Dawson showed up at Calhoun Liberty around 10:30 p.m. on Sunday night, according to police, seeking treatment for stomach pains.

She was a familiar sight at the small, 25-bed facility, where she often came with her numerous health complaints.

Some of those visits, too, had ended in conflict - Donar told the Democrat that staff at Calhoun Liberty had called the police on Dawson before, and once kicked her off the premises when she brought a friend in for treatment.

This time, Dawson was treated and cleared for release early Monday morning, Mallory told the Democrat. But Dawson refused to leave, "causing a disturbance in the hospital with her language and the volume of her voice," he said, so police were called.

Donar told WCTV that hospital staff unhooked Dawson from her oxygen tank before the officer escorted her out. When Donar objected, saying her niece still needed the breathing help, Donar says she was told, "She's fine, she's fine."

When Dawson collapsed in front of the squad car, the officer quickly uncuffed her and called for medical help. Staff checked her breathing, her pulse - they all looked fine. But a doctor decided to wheel her back into the facility anyway.

"We were told by a doctor once she got back in the hospital that her vital signs were good and it was their decision to readmit her," Mallory told the Associated Press.
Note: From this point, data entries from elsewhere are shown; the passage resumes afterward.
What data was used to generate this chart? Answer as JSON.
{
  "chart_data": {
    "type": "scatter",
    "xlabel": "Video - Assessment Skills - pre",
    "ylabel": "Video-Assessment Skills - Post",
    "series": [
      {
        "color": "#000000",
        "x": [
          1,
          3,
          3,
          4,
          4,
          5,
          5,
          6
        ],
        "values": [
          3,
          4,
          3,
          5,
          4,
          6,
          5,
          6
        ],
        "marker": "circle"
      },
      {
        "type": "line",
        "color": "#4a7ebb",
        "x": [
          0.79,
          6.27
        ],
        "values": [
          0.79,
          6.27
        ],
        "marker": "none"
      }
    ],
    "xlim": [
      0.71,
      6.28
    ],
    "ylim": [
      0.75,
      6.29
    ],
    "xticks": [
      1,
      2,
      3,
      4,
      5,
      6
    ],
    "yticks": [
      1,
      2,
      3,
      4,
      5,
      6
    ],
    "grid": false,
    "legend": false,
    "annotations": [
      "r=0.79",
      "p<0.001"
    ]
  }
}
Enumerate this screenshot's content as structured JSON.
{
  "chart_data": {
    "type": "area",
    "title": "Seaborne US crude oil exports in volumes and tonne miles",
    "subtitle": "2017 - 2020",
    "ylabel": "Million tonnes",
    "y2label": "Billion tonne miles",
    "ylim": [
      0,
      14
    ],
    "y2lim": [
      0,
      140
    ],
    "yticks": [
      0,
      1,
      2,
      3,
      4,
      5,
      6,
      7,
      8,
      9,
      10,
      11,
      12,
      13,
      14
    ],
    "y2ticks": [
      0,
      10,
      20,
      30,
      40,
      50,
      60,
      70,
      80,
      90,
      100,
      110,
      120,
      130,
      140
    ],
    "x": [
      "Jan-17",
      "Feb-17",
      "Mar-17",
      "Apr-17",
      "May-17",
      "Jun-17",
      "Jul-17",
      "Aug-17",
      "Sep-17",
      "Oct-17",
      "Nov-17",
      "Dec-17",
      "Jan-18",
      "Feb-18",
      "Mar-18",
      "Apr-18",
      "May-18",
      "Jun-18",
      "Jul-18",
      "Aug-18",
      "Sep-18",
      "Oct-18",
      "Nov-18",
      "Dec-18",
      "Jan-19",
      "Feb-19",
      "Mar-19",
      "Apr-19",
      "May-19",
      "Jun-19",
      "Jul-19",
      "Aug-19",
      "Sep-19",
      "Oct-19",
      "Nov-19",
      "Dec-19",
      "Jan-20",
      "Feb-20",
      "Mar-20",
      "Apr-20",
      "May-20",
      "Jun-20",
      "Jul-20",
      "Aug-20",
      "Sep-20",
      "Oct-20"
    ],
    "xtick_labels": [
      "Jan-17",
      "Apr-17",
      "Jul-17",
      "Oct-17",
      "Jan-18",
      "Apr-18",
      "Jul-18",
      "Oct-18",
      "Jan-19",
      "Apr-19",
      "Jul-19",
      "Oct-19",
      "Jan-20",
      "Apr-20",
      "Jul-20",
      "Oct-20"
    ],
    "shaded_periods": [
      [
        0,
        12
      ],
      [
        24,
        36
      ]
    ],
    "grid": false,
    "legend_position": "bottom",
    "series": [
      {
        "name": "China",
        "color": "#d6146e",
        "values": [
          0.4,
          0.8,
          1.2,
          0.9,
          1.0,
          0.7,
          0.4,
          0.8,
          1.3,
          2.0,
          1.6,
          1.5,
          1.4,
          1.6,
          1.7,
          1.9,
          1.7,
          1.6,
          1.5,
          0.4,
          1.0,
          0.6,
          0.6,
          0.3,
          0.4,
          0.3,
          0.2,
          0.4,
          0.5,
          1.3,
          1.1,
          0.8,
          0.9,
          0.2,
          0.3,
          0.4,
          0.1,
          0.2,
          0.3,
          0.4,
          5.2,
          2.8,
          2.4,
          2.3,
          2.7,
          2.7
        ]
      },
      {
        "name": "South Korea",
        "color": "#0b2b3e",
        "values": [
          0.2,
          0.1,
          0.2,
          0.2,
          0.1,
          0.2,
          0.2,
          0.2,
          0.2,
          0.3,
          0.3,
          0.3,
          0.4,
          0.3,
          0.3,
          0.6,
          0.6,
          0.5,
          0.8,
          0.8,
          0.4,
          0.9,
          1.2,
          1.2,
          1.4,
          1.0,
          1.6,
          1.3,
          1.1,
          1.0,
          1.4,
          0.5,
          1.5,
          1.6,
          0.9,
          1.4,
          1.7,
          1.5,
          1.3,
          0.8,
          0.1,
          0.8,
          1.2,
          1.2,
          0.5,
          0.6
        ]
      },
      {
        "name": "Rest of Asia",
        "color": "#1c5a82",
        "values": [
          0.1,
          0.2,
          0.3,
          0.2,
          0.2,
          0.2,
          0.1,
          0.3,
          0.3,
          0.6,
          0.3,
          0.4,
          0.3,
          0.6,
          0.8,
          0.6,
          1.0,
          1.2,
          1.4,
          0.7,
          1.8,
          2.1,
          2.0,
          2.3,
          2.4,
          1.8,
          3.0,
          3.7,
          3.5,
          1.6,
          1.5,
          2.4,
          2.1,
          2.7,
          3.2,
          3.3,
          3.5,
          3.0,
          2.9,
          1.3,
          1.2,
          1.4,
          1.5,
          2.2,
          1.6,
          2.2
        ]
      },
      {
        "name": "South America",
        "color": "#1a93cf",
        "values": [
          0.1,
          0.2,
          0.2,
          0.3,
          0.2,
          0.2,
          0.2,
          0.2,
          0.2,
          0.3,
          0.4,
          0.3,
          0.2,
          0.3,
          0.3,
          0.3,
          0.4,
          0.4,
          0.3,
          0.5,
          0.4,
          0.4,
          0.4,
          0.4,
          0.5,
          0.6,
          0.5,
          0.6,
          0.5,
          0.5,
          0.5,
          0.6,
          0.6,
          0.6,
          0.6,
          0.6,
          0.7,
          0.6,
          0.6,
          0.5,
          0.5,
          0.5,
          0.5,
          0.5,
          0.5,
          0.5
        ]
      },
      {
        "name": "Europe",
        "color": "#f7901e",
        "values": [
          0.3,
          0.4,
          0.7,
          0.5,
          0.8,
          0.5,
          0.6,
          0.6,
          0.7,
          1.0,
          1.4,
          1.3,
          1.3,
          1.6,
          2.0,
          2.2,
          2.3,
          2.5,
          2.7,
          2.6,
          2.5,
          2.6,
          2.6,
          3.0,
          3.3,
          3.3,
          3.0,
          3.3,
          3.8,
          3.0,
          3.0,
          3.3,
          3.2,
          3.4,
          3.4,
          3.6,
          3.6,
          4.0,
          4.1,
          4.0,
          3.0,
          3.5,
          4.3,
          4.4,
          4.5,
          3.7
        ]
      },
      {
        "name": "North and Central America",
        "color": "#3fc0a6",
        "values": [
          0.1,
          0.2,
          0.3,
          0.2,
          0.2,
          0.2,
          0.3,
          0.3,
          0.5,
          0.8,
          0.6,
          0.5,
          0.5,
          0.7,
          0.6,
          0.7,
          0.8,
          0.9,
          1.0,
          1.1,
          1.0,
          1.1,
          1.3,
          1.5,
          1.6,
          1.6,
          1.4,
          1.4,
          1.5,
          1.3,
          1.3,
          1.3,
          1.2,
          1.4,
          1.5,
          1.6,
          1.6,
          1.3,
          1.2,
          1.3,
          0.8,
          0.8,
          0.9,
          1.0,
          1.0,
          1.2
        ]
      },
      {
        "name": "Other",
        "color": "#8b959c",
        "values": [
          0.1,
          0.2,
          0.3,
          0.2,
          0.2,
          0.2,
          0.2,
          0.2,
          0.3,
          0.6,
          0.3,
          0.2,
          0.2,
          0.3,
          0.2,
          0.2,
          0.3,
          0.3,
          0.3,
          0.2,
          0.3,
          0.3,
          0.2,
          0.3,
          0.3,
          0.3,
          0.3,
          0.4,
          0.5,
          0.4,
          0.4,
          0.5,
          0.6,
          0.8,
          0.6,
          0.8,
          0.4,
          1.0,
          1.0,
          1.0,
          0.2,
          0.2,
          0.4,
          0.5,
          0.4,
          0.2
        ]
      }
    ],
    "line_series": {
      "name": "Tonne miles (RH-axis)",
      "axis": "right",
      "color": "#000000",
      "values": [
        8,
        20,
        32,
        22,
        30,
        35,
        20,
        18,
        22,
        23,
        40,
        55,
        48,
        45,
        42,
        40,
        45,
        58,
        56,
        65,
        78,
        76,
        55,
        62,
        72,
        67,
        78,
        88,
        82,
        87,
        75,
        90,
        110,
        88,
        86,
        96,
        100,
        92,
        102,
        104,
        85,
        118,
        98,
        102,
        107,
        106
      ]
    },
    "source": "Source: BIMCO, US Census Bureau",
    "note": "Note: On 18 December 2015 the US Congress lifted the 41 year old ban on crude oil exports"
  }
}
But Donar, who was at the scene, challenged that account. She told the Democrat that a doctor couldn't detect Dawson's pulse before she was wheeled back into the hospital.

At 6:24 a.m., less than two hours after the police had initially been summoned, Dawson died. It is not clear what she died from or how her condition deteriorated so quickly.

A dashboard camera in the officer's car didn't capture the incident, but it did pick up audio, according to Mallory. That video, along with a police report, will be released before Christmas, according to the Democrat.

The local chapter of the NAACP held an emergency meeting Tuesday afternoon to address Dawson's death.

"Those that were responsible for her death . . . need to be held accountable in a court of law," Dale Landry, president of the Tallahassee branch of the Florida NAACP, told WCTV after the meeting. "Because here we have an innocent person taken into custody and now they've lost their life when all they did was come and ask for medical help."